Losing Your Bearings
1. Begin journey at 40 degrees N by 77 degrees W.
2. Travel 4200 miles with a compass bearing of 130 degrees.
3. Travel 2800 miles with a compass bearing of 180 degrees.
4. Travel 5250 miles with a compass bearing of 90 degrees.
5. Travel 1750 miles with a compass bearing of 0 degrees.
6. Where is your location using latitude and longitude coordinates?
1 degree latitude = 70 miles
I know how to do this, however, your 1 degree latitude is just wrong. It could be that at some latitude, say the starting point, however, as soon as you go N or S it changes. Steps 3, and 5 is a considerable change in latitude, so the 1 degree = fixed value is wrong.

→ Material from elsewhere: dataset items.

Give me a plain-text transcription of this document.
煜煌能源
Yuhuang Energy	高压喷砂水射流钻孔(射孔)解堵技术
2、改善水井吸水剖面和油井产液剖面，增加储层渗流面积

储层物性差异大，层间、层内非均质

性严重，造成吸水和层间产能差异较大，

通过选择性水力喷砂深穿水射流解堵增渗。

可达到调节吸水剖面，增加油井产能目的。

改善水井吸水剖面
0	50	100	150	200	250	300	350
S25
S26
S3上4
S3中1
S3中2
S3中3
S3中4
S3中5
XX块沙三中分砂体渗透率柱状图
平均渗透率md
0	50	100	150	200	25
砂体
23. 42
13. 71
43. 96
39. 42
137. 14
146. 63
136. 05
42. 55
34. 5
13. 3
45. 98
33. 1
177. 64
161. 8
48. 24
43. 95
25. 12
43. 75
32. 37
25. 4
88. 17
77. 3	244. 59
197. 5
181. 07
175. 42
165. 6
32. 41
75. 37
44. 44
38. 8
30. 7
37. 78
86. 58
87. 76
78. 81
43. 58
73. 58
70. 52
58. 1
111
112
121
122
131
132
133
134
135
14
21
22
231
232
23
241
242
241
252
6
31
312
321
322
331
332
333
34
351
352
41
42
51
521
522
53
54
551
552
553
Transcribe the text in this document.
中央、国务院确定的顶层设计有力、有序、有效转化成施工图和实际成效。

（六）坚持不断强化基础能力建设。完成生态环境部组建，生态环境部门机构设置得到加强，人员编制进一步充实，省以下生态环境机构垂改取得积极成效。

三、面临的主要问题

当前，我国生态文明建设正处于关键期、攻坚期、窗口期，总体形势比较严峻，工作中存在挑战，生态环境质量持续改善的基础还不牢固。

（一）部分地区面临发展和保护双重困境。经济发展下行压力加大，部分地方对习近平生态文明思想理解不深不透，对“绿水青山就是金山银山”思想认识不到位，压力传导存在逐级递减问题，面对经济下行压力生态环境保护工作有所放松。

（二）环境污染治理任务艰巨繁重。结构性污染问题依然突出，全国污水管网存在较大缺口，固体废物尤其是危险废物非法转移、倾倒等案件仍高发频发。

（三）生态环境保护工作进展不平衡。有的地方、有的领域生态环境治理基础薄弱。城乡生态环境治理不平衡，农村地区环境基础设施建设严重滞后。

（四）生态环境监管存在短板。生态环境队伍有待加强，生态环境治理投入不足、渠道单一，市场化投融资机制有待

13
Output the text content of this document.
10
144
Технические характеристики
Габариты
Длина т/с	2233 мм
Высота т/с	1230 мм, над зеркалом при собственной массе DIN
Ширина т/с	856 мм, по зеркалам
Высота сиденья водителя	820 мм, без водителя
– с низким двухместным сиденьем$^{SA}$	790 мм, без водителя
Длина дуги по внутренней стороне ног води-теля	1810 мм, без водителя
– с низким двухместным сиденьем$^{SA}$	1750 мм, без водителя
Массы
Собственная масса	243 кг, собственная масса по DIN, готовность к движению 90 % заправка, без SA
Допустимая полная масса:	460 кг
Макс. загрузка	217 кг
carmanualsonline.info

As one goes N or S, the conversion of miles to latitude difference changes. So even in step1, and step 4, it has to be considered. In step 4, you are not at the starting point anymore.
So how does one work this? The easy way is to plot it on a globe. The wrong way to work it is to plot it on a mercator projection (flat map).
The complicated way to solve it is to use spherical trignometry, which I doubt you have been introduced to.
http://star-www.st-and.ac.uk/~fv/webnotes/chapter2.htm
As you can see, the problem is that as the problem states the travel as straight paths, the real path traveled in each step was a curve on the surface of the Earth, not a straight line. Any attempt to measure it as a straight line is wrong. When the distances are large, as in this problem, the error is very large.
Plot this on a globe.
A reminder: Due to the curvature, step one 4200miles at a compass bearing 130 will make a spiral upwards as it is drawn on a sphere. You will have to be careful drawing the line segments to make it a constant angle with Longitude lines.
Wouldn't life be simple if you could use a flat map and ignore the fact that it is totally a wrong representation of Earth's surface?